A PROPOSITO DE CRONENBERG: EL CUERPO MÁS ¿ALLÁ / ACÁ? DE LA CARNE.

Braulio Rojas Castro, Filósofo iquiqueño radicado en Valparaiso, nos envia este aporte escrito por él y publicado en una revista de cine, sobre el controvertido cineasta canadiense director de "La zona muerta", "Inseparables", "Cromosoma 3", etc... difrútenlo.

El cuerpo ha sido aquello que nuestra cultura, la occidental, y nuestra época, la modernidad, han sometido a una constante invisibilización, disciplinamiento y control. Y se trata menos de una prohibición a hablar sobre él o de una sanción a su expresividad, que de una constante y verborreica proliferación discursiva, y de una invasiva imposición de prácticas sociales que hacen que el cuerpo como tal, como carnalidad, se nos haga impresentable.

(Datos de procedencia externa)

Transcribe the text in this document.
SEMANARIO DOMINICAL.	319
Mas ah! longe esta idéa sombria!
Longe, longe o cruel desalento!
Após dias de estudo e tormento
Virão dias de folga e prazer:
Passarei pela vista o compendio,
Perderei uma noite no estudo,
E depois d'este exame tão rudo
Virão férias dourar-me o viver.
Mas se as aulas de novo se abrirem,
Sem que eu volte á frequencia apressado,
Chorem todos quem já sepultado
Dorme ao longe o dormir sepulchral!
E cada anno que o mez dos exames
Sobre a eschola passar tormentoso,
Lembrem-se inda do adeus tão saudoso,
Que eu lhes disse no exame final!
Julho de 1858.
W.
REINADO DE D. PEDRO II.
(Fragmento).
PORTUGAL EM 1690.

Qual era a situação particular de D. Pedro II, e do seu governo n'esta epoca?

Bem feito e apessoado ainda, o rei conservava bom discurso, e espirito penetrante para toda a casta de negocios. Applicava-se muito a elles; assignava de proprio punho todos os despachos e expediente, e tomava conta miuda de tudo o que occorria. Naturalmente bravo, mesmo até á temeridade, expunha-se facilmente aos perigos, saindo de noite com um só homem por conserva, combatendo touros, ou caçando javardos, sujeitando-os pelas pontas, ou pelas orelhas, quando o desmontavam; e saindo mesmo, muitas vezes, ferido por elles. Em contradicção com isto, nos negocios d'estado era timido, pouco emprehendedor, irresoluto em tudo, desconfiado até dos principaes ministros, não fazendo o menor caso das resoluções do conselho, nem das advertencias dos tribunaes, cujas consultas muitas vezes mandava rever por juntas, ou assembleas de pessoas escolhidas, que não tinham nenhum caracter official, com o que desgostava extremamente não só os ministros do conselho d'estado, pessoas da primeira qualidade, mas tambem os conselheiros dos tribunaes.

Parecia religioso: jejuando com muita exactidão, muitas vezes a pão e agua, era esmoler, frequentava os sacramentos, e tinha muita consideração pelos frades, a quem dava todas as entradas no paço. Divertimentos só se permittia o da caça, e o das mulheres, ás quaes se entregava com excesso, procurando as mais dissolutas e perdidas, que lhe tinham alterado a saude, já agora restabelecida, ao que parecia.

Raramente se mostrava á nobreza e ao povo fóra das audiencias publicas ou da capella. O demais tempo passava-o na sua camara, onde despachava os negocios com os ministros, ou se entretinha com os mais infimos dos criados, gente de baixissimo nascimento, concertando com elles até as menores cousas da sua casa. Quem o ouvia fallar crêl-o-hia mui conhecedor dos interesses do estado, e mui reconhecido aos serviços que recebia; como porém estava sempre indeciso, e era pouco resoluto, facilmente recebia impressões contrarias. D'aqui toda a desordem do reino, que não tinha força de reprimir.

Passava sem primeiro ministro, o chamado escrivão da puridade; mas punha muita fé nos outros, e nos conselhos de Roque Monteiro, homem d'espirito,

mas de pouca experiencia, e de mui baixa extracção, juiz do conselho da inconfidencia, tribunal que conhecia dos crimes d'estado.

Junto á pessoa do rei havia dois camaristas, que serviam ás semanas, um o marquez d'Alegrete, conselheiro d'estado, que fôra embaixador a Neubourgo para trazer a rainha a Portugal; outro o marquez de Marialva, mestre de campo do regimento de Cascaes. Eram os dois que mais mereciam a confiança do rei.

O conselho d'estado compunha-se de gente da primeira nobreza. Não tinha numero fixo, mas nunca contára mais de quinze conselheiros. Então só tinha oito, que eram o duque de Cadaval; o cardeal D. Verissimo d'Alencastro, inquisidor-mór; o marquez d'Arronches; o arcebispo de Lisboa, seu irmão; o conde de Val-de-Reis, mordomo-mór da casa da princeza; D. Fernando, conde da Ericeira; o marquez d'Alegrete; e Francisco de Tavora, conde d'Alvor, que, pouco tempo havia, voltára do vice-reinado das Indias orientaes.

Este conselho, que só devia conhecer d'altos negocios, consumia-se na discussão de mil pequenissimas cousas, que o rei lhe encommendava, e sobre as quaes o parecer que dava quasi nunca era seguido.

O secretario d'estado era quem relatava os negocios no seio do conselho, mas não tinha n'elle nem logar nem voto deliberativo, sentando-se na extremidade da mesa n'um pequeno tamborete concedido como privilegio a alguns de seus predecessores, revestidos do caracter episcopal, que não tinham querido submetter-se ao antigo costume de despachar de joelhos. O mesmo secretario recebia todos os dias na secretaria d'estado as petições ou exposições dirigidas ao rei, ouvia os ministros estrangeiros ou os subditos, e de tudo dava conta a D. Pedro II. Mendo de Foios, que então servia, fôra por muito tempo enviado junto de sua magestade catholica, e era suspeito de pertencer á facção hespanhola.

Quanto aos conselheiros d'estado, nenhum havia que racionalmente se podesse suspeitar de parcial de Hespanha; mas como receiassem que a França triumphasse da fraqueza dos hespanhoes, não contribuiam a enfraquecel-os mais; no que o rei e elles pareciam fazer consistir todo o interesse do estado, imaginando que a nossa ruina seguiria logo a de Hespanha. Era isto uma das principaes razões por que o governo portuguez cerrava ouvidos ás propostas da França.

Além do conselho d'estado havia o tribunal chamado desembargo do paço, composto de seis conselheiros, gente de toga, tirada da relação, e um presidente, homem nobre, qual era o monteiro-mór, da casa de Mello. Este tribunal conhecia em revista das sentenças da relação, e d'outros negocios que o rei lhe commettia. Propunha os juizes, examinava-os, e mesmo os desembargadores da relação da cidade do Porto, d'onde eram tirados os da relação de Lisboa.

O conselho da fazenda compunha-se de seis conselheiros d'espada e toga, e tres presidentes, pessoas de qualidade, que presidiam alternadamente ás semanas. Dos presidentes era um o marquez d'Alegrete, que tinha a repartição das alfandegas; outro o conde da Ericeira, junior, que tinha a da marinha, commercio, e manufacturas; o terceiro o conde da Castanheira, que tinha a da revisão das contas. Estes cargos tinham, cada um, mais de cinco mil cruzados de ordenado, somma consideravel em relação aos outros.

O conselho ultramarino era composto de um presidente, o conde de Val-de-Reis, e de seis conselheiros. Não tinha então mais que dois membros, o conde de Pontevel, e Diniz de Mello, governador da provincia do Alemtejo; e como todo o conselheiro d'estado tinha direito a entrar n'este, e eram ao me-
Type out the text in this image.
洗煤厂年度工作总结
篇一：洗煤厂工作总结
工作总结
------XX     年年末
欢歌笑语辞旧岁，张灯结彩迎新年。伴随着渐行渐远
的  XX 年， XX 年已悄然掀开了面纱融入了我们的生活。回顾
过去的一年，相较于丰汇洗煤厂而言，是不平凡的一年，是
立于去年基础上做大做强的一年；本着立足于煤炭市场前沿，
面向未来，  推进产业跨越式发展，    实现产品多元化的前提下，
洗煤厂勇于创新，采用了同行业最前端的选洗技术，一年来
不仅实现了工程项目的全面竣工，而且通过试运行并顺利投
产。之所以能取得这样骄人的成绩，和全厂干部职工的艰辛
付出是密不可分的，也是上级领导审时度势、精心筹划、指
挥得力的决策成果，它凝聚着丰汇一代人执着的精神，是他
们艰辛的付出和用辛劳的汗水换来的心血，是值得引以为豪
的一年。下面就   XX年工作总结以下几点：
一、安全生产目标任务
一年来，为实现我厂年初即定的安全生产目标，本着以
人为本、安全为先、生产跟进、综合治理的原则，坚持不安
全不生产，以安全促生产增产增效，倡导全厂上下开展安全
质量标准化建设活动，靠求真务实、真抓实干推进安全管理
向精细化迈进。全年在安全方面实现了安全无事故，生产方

Pero, ¿qué puede significar que el cuerpo se nos haga impresentable, si es lo primero con lo que nos enfrentamos cuando estamos cara a cara con el otro? ¿Acaso nuestro cuerpo no es lo más cercano a nosotros mismos, aquello que nos da placer goce y dolor, aquello que se nos puede transformar en nuestro más preciado tesoro, o en la carga más ominosa para nuestra existencia? Y no se trata de decir que el cuerpo, históricamente hablando, sea aquello que se nos ha ocultado con las palabras, con vestidos y ropajes, con ideas como la de espíritu o alma, etc. Que el cuerpo sea lo impresentable quiere decir que “cuerpo hay ahí donde una terrible, imperiosa, inaguantable necesidad se impone, se presenta” , podríamos agregar que tenemos cuerpo cuando acontece la necesidad y el deseo. Necesidad que nos remite a la animalidad que subyace como substrato de todo nuestro devenir racional y deseo que nos hace percatarnos de que producimos todo lo que queremos, y queremos todo lo que producimos, hasta el infinito.
Estas problemáticas han sido, tradicionalmente, tematizadas desde la filosofía (desde el platonismo, hasta Deleuze y Guattari), la psicología (el psicoanálisis con todas sus variantes y desviaciones) la literatura (con Sade, Masoch, Miller, Bataille entre sus más relevantes personajes), etc.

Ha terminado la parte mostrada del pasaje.